Laboratory location & layout

LABORATORY LOCATION AND LAYOUT

Laboratory Location

  • As the laboratory will be handling materials hazardous to human and animal health, it must be isolated as much as possible from livestock yards, poultry farms and quarantine stations, and should not function in or near establishments handling healthy animals, food products for human or animal consumption or near vaccine production laboratories.
  • Animal houses, garages, workshops, stores, water tanks, residential accommodation, administrative blocks have to be constructed as per the need of ideal microbiological laboratory. Expansion possibilities should also be kept in mind. The building can be arranged in 5 main groups:
    • Administrative / laboratory rooms
    • Decontamination and disposal area
    • Animal house facilities
    • Workshops / stores/garages and
    • Residential accommodation for the staff, hospital, schools, playgrounds, parks, shops etc.
  • The laboratory building may be rectangular in blocks, arranged in L, T or U shapes and may be of one or several stories.
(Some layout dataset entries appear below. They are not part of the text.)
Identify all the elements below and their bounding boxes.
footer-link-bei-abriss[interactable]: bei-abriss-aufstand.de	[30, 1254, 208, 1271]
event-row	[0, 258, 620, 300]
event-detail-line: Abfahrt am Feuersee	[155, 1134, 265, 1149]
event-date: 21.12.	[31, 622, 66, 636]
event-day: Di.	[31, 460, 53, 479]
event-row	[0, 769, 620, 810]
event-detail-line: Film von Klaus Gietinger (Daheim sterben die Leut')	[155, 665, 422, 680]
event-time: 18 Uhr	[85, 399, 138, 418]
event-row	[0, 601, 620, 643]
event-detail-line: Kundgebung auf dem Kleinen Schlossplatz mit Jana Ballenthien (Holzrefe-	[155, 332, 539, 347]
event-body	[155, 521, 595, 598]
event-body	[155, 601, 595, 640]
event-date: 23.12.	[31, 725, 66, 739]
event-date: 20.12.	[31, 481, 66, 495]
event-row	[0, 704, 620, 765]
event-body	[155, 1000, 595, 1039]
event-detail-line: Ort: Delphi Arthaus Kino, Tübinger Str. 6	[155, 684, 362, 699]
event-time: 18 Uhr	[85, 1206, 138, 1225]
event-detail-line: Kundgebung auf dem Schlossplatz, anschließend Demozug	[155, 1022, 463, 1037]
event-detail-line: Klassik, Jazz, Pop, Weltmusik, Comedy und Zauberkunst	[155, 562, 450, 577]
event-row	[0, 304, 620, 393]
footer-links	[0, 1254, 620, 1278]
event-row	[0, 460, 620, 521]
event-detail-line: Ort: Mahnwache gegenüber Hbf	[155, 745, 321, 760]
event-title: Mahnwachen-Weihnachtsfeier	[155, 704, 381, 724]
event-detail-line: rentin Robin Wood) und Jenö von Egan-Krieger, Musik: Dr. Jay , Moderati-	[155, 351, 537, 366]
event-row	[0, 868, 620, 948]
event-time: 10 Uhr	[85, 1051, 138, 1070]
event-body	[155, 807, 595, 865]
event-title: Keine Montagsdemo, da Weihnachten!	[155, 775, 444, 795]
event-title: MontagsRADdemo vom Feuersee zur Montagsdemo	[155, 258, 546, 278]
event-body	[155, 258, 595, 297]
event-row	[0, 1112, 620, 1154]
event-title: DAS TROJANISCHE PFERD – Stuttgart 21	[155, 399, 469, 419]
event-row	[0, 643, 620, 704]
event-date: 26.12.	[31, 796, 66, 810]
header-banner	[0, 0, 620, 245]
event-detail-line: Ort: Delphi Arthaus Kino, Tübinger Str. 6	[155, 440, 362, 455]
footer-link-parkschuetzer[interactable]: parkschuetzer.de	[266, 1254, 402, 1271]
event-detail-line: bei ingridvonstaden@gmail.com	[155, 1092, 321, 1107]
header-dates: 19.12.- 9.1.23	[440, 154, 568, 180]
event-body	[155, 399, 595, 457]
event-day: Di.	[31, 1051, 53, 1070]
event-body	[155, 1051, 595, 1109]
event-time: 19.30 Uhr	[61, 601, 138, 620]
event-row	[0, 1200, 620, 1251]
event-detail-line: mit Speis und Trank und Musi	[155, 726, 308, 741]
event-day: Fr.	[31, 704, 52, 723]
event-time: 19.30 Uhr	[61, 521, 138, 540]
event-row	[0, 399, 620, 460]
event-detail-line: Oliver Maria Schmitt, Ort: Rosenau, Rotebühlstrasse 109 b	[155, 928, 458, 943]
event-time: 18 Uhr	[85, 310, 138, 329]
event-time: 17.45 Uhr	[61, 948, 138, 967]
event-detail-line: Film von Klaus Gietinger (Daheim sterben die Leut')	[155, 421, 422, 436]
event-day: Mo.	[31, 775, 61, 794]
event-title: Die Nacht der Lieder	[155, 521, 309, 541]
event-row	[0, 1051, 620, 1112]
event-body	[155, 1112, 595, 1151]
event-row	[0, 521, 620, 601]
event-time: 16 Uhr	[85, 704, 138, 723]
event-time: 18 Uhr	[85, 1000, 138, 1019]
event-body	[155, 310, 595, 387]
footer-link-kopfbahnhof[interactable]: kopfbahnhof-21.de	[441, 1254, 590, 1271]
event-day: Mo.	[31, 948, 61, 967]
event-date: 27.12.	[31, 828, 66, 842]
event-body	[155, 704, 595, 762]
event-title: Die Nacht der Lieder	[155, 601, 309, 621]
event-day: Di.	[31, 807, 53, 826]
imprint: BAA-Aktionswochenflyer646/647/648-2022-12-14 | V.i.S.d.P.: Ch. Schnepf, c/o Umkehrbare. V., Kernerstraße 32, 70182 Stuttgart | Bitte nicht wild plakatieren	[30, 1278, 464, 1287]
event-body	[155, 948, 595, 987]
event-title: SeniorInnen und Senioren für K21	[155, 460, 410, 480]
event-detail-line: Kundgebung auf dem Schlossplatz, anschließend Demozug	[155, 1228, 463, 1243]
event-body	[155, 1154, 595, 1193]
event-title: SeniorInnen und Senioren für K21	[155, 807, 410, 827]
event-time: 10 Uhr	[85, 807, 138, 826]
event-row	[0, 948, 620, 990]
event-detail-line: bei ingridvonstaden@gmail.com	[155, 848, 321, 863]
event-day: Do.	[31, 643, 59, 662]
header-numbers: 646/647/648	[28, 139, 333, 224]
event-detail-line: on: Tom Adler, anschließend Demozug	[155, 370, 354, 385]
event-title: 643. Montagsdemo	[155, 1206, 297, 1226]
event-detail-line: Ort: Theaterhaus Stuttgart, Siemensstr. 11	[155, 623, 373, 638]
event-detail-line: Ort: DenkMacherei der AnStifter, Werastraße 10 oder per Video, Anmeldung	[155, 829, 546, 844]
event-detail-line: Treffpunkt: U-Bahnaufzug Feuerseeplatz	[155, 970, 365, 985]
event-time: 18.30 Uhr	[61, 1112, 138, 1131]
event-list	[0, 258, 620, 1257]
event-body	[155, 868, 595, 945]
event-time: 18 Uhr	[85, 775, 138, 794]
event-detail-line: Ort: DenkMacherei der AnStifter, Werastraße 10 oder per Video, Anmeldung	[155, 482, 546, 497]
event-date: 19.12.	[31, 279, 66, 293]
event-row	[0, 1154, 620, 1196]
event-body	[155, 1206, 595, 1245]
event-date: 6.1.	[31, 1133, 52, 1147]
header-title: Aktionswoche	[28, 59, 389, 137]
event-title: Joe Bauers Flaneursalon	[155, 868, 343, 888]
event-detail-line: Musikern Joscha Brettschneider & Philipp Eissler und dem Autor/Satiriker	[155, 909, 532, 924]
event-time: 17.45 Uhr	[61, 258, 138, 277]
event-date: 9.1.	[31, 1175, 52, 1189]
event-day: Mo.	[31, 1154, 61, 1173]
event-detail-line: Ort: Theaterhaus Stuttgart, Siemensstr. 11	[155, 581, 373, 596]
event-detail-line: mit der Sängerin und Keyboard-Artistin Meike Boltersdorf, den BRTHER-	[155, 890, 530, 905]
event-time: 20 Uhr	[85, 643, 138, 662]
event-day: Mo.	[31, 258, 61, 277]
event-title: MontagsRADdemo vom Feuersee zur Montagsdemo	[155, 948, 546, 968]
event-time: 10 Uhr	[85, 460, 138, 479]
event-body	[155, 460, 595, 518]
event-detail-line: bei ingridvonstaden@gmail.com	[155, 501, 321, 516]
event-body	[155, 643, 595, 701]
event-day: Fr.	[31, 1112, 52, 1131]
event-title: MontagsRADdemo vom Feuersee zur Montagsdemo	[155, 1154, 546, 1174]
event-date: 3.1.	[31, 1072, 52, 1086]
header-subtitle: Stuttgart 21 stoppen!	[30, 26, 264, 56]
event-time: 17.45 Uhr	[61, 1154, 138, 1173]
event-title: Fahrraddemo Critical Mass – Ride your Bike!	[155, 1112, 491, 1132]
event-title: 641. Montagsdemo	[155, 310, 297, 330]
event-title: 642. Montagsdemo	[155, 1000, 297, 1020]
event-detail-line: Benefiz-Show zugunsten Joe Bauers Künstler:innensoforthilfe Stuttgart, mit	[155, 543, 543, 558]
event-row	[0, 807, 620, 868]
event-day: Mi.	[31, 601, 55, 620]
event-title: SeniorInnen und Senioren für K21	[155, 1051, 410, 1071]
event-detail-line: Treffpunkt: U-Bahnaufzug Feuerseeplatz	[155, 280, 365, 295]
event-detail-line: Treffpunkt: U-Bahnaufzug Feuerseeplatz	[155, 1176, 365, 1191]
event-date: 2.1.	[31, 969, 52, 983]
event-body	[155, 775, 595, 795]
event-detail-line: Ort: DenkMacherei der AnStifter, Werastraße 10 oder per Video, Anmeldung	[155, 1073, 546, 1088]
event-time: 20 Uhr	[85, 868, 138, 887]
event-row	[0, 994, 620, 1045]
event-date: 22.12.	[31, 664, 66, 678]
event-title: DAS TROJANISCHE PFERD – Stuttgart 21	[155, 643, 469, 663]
The temperature, wind velocity, rainfall, temperature fluctuations etc. should also be monitored in the area.

Laboratory layout

Laboratory layout

  • The overall laboratory layout of a CML is determined by the types services provided, the numbers and types of specimens that are processed. A laboratory that provides only patient care or  services are different from those engaged in teaching or research. CML must be divided into different sections according to the way that specimens are handled. (eg. A bench devoted to urine culture, another to blood culture and so on.) or by discipline(eg. A mycology section). The microbiologist should take role in ensuring that the design and layout optimize workflow and efficiency. In a typical hospital or independent laboratory, space is provided for each of the following
    • Specimen receiving.
    • Specimen accessing and processing.
    • Open bench for routine specimen workup.
    • Staining and light microscopy.
    • Media preparation and glass ware washing
    • An isolation room for processing acid fast bacilli and systemic fungi.
    • A separate room for egg inoculation and cell culture.
    • A separate room for specialized molecular based tests.
    • Waste disposal.

Work flow

  • Efficient laboratories are designed as the specimens flow in one direction. Traditional microbiologic testing ,  follows a pathway of specimen receipt and plating ,  incubation and isolation of microorganisms, identification of microorganisms , antimicrobial susceptibility testing and result reporting. It is to minimizing the risk of amplicon carryover and specimen contamination.